As the war progressed, the belligerent forces of each country both seemed to observe the principles of necessity and proportionality in the use of force. China’s People’s Liberation Army of 600,000 greatly outnumbered the Vietnamese force of 70,000; however, China was facing both Vietnam and the ally of Vietnam: The Soviet Union. While the Soviet Union did not take direct military action, they provided intelligence and equipment to support Vietnam. They lent the Vietnamese military an airlift, multiple ships, tanks and armored personnel carriers, mortar artillery and air defense artillery, rocket launchers, missiles, jet fighters, and thousands of military advisors to train Vietnamese soldiers. The Soviet Union also deployed troops along the Chinese border to tie up Chinese troops; however, the Soviets refused to take any direct action.

As the People’s Liberation Army quickly marched through Vietnam, heading toward the capital of Hanoi, the Vietnamese avoided mobilizing most of their troops, holding back a majority to defend Hanoi. Avoiding direct combat, the People’s Army of Vietnam used guerilla tactics to slow down the Chinese instead. As the People’s Liberation Army continued to advance, they captured the city of Lang Son. Not wanting to escalate tensions with the Soviet Union, China declared the path to Hanoi open and that their mission was completed on March 6, 1979.

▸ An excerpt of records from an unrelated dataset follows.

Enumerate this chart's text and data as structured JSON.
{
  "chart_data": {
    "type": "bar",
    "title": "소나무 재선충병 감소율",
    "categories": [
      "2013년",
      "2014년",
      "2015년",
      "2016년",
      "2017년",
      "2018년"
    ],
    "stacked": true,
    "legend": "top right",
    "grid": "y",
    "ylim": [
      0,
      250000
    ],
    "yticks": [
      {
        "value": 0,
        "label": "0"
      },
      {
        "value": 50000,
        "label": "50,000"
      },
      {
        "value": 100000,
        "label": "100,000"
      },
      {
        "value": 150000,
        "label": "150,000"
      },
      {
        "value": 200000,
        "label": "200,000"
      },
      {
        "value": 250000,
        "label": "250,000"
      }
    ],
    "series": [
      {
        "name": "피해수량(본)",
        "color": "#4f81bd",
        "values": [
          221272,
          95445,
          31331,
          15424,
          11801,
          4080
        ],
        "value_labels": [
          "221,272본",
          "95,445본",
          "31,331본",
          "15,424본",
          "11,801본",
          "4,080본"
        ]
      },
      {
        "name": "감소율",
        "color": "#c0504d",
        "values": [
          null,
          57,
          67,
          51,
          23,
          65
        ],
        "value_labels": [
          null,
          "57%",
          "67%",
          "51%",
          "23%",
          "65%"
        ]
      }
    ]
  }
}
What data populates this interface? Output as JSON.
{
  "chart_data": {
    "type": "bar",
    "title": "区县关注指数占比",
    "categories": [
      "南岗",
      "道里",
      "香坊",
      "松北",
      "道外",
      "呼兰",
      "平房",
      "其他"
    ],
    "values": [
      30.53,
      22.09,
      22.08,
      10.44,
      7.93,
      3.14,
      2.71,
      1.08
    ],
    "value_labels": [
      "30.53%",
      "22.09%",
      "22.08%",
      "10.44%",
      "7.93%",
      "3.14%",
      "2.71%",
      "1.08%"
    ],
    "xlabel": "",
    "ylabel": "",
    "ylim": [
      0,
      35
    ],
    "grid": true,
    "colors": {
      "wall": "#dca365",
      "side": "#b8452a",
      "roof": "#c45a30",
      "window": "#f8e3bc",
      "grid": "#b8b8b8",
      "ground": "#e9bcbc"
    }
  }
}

However, on the way back to the Chinese border, the People’s Liberation Army destroyed all local facilities and housing, and looted all their resources and equipment, greatly weakening the economy of Vietnam’s provinces. This is an example of China using disproportional force and having no mercy upon the Vietnamese, a direct violation of the just war principles.

While this unjust decision of the Chinese harmed the innocent Vietnamese populations, China also seemed to go to great lengths further than the Vietnamese military to attempt to preserve innocent civilian populations from unnecessary harm and destruction. Although China’s People’s Liberation Army greatly outnumbered the Vietnamese forces, the majority of their forces were not on the frontlines, but rather, along China’s northern border with the Soviet Union to deter Soviet intervention and prevent a wide-scale war. Also, instead of continuing to march on to the Vietnamese capital of Hanoi with the remainder of their troops like they easily could’ve done, China decided to withdraw in order to again prevent a larger and deadlier conflict including the Soviet Union.

Both sides of the war took prisoners of war, with the Chinese holding 1,636, and the Vietnamese holding 238. While it is unclear how exactly the Vietnamese prisoners were treated, the Chinese prisoners endured torture and inhumane treatment, such as being blindfolded and having their bodies bound and restrained with metal wire. This is an obvious violation of the just war principle of mercy.

Vietnam, in initiating the war by attacking Cambodia with no just cause nor right intention, and in not treating the Chinese prisoners with mercy, took part in an unjust war. China, though it observed the principles of just cause and right intention, and attempted in some ways to preserve the innocent civilian populations from unnecessary harm, did, in fact, violate the just war principle of proportional force through the looting and destruction of Vietnamese provinces, and therefore also took part in an unjust war.